La visión no es urbana. Y eso va más allá de tener o no políticas culturales (que son sectoriales) y de si la administración viste turbante, corbata o mantilla negra. El esfuerzo no tiene que ser mayor, y no es una cuestión de recursos. Tenemos que cuestionarnos. ¿Hemos investigado las razones por las que las rehabilitaciones de edificios patrimoniales no han tenido impacto en el entorno urbano? ¿Sabemos por qué, más de dos décadas después de la reapertura del teatro Sucre, no hemos avanzado nada en inclusión e igualdad, y tenemos que poner vallas para separar a la gente, como al ganado? ¿Tenemos alguna idea de por qué un bulevar con estacionamiento abundante, rodeado por dos de los más importantes atractivos turísticos de la ciudad, el Museo de la Ciudad y La Ronda, es un hoyo negro urbanístico?

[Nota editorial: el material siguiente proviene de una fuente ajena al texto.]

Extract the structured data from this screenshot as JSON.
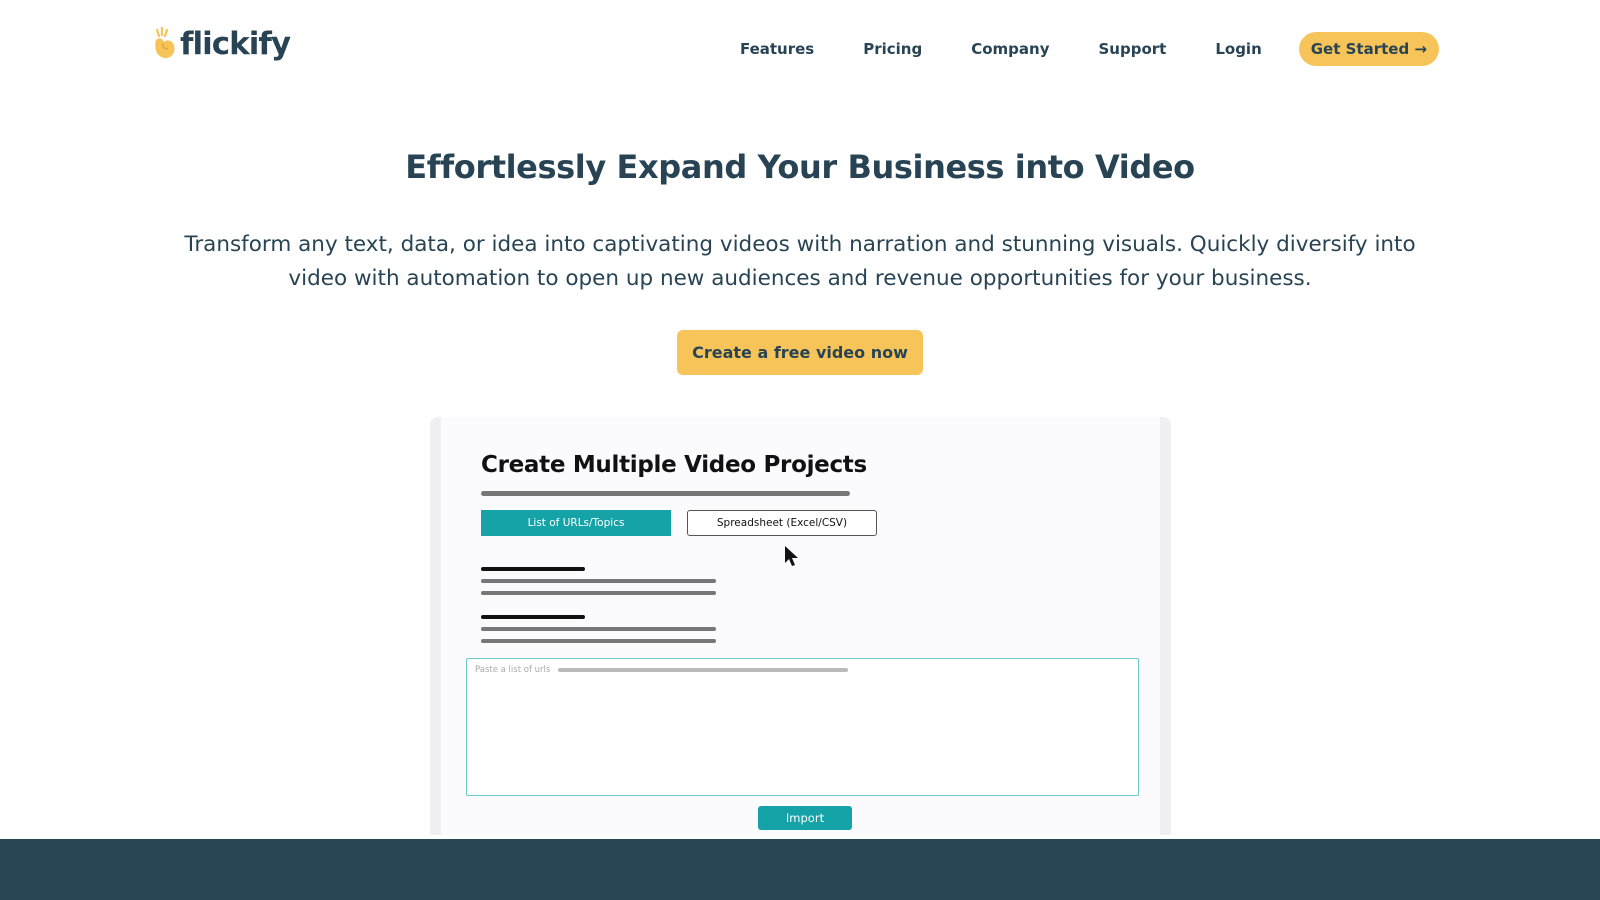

Cuestionemos, hagamos esas preguntas en estos momentos de crisis institucional, para poder tener las respuestas reales. Salgamos de los silos que segregan la gestión de desarrollo económico de la cultural y de la territorial. Innovemos al pensar que, tal vez, la visión que conduce y la narrativa que teje estas tres importantes instituciones, la Fundación Teatro Nacional Sucre, la Fundación Museos de la Ciudad y el Instituto Metropolitano de Patrimonio, debe ser urbana mucho antes que sectorial.